Fully-Decentralized MADDPG with Networked Agents
Diego Bolliger, Lorenz Zauter, Robert Ziegler
TL;DR
This work tackles fully decentralized multi-agent reinforcement learning in partially observable stochastic games (POSG) by adapting MADDPG to operate with local information during both training and execution. It first introduces a fully decentralized MADDPG using surrogate policies to approximate other agents' behavior and local replay buffers, then adds a networked training paradigm with either hard consensus (averaging neighbors' critics) or soft consensus (penalized parameter alignment) to balance cooperation and decentralization.
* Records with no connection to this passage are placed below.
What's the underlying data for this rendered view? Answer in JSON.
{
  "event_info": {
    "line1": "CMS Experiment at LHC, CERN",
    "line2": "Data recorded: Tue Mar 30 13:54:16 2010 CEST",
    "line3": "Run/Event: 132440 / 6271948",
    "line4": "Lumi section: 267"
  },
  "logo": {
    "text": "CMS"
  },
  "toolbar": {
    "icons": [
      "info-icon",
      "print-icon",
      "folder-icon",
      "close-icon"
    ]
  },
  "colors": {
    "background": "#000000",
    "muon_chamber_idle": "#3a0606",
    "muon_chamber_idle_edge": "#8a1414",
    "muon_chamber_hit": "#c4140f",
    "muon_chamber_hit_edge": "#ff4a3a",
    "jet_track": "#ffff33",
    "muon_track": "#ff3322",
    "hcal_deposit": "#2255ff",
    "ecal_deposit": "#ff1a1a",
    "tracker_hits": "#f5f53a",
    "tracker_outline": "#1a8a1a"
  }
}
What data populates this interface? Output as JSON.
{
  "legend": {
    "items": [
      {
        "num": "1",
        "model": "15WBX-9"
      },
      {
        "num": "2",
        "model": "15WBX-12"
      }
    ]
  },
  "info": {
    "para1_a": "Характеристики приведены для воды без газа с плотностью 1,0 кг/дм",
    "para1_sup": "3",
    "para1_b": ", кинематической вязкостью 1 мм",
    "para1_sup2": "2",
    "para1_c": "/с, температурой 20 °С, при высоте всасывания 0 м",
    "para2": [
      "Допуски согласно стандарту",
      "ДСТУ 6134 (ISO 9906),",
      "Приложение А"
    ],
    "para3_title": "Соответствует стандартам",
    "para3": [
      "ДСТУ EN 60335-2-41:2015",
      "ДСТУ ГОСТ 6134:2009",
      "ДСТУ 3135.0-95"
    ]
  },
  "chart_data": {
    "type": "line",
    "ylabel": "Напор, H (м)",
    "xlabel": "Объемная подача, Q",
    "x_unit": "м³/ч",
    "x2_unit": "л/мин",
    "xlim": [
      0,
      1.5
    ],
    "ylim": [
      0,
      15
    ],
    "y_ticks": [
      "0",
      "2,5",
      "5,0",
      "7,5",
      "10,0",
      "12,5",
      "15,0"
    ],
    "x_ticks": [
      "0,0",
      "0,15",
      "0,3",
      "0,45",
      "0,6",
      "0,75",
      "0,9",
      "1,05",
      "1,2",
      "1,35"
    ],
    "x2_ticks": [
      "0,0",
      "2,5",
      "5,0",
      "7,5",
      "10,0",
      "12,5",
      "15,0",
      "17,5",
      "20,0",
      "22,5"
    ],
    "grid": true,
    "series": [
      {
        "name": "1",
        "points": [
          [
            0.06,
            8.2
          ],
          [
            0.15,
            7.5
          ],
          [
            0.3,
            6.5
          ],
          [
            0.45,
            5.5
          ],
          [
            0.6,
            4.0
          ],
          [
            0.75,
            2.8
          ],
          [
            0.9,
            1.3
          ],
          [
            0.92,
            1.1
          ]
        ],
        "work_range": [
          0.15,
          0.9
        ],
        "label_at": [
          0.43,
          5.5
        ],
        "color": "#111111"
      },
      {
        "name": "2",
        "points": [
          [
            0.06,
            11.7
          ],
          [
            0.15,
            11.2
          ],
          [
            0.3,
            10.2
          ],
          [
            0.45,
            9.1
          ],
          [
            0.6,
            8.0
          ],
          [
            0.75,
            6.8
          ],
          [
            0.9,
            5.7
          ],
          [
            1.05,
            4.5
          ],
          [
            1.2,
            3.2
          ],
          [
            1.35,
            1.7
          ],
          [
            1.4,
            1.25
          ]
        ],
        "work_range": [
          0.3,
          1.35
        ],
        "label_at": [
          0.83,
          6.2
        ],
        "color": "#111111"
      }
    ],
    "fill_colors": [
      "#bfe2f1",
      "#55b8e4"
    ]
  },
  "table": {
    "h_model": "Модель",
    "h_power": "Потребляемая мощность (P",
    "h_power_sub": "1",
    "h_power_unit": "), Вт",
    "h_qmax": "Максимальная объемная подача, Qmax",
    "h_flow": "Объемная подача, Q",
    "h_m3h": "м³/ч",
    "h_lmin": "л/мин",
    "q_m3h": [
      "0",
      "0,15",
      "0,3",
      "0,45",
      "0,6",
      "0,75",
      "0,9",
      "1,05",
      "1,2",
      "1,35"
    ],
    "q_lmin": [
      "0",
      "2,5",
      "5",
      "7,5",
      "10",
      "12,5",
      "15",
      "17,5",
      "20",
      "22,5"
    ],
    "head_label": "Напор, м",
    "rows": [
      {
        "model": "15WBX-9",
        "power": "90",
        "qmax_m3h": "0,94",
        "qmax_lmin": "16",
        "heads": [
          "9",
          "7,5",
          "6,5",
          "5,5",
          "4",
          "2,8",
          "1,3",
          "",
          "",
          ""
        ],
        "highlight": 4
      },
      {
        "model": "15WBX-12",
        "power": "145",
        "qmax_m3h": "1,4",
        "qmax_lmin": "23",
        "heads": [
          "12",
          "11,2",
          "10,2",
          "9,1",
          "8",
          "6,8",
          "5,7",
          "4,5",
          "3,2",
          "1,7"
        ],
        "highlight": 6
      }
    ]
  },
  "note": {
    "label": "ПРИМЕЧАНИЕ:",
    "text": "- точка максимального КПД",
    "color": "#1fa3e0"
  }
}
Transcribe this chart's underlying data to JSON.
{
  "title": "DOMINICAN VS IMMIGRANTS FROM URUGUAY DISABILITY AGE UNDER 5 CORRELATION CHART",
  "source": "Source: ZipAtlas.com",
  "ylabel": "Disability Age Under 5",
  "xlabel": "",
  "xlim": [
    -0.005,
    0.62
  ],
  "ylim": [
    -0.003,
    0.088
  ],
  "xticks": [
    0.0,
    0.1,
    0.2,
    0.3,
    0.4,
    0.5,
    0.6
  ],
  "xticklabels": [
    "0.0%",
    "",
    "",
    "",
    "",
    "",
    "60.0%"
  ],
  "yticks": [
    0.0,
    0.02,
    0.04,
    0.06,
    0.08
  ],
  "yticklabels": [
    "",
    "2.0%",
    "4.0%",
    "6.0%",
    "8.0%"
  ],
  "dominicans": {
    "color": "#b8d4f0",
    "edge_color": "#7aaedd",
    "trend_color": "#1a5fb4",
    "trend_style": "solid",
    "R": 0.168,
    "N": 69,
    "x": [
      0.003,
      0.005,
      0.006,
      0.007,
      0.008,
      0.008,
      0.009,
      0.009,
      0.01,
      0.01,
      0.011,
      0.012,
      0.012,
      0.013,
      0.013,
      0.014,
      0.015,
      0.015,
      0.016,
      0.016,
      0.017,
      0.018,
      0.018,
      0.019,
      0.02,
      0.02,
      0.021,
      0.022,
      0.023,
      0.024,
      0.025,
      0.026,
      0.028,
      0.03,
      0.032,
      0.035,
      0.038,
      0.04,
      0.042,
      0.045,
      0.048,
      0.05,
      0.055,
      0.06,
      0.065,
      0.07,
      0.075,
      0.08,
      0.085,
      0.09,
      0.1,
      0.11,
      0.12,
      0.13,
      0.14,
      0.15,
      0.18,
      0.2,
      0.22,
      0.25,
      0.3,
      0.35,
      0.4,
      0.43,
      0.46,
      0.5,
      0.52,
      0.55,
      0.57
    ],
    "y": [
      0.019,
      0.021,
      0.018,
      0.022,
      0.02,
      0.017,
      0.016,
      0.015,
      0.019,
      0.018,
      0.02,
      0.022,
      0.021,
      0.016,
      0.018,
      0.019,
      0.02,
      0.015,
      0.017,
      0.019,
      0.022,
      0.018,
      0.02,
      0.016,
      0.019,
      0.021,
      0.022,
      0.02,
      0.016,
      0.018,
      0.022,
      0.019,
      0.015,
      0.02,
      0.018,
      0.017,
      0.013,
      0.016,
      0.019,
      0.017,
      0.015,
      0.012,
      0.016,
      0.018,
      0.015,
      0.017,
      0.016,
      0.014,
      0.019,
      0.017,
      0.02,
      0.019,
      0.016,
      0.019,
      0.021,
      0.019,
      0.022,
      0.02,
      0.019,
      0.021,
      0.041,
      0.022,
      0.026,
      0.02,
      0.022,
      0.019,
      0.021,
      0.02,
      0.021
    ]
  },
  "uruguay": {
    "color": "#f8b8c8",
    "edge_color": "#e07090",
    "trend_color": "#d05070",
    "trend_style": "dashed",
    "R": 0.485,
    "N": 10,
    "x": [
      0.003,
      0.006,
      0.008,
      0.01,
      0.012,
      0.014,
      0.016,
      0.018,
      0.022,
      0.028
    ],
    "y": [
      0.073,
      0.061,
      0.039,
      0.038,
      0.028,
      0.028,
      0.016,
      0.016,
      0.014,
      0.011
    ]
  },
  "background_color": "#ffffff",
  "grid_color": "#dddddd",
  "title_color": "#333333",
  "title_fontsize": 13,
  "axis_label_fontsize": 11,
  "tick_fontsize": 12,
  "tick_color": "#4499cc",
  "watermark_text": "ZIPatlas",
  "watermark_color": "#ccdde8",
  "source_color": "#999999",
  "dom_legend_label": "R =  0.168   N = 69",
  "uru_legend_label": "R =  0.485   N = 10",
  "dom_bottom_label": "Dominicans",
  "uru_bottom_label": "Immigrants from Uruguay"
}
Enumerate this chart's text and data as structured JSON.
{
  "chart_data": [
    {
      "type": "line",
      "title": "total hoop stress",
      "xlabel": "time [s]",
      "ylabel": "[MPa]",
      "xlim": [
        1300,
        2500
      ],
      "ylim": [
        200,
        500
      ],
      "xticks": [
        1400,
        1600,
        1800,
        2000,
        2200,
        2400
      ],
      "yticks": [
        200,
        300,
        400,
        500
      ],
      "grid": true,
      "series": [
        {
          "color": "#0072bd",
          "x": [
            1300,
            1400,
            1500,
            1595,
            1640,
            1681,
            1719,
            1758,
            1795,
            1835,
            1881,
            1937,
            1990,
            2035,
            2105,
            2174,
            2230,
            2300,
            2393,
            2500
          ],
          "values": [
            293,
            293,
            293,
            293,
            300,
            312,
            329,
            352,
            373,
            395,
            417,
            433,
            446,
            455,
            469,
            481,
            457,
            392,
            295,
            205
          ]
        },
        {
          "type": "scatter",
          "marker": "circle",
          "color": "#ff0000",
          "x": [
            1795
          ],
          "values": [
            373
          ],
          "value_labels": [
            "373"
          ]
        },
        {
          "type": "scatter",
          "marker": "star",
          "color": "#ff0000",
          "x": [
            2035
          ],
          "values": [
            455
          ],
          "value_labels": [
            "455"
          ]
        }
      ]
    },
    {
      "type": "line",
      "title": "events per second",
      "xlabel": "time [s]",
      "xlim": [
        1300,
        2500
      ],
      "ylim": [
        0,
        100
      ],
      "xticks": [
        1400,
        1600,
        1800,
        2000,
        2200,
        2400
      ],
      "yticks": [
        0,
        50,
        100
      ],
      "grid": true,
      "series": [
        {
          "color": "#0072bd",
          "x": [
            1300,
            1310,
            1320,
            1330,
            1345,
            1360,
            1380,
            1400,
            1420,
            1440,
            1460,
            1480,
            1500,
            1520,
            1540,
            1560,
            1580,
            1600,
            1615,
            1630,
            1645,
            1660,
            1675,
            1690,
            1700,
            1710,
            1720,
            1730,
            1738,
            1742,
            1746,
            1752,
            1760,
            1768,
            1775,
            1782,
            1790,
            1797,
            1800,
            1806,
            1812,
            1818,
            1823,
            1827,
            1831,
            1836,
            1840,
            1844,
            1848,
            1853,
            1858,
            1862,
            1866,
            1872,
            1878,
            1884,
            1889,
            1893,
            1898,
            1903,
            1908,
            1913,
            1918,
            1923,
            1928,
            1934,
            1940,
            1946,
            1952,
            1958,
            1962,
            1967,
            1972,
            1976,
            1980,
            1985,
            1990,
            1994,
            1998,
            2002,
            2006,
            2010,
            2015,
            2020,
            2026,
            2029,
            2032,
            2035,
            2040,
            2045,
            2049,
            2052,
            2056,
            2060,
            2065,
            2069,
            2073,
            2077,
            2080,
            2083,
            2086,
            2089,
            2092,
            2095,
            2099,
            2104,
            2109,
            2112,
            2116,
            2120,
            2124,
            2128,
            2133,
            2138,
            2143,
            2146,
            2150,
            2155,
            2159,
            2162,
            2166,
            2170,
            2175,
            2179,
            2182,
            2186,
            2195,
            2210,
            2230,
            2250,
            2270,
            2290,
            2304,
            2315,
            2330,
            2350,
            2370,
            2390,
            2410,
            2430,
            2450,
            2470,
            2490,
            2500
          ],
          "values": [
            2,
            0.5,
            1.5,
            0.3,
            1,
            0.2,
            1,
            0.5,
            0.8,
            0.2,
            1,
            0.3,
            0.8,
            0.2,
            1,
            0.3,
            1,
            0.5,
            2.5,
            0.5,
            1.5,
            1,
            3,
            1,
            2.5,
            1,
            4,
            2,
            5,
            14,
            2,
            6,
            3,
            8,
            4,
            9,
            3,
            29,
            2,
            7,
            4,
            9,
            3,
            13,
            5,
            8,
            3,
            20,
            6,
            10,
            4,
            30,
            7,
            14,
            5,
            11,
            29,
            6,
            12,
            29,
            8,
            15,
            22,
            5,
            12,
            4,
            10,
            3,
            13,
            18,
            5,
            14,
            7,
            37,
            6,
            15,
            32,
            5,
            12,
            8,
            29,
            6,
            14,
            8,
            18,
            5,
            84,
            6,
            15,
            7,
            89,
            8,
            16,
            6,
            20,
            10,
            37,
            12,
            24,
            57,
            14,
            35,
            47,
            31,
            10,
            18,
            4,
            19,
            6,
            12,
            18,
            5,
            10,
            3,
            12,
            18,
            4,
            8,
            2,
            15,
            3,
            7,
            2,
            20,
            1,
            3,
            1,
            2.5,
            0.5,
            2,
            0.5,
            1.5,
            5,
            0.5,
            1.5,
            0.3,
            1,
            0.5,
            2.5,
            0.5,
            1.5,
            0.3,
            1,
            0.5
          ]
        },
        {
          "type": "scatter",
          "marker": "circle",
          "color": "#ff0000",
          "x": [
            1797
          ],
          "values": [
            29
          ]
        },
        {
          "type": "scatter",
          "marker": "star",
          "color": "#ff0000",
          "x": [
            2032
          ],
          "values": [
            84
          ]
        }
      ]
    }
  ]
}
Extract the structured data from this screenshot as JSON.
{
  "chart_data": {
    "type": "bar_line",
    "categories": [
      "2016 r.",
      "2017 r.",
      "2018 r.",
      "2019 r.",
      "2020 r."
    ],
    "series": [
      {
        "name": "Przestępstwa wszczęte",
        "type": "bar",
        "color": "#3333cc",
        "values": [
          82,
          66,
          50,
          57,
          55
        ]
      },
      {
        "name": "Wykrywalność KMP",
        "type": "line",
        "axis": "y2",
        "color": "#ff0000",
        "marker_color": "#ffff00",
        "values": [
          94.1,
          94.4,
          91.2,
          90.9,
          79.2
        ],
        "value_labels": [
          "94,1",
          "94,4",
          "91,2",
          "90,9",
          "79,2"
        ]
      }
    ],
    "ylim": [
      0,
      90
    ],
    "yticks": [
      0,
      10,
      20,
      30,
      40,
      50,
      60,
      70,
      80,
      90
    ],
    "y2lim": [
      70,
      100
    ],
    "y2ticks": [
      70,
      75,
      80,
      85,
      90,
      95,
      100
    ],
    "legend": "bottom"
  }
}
The authors extend these methods to adversarial and mixed settings by adjusting the gradient updates to account for potential adversaries and observations of their actions. Empirical results in the multi-particle environment show that the decentralized variants achieve comparable performance to MADDPG while reducing computational cost, with soft consensus offering better stability, especially as the agent count grows, and faster convergence than fully centralized approaches in larger-scale scenarios. These findings demonstrate scalable decentralized MARL with local observations and point to future work on applying the approach to other algorithms like MAPPO to further improve performance in large, networked teams.
Abstract
In this paper, we devise three actor-critic algorithms with decentralized training for multi-agent reinforcement learning in cooperative, adversarial, and mixed settings with continuous action spaces. To this goal, we adapt the MADDPG algorithm by applying a networked communication approach between agents. We introduce surrogate policies in order to decentralize the training while allowing for local communication during training. The decentralized algorithms achieve comparable results to the original MADDPG in empirical tests, while reducing computational cost. This is more pronounced with larger numbers of agents.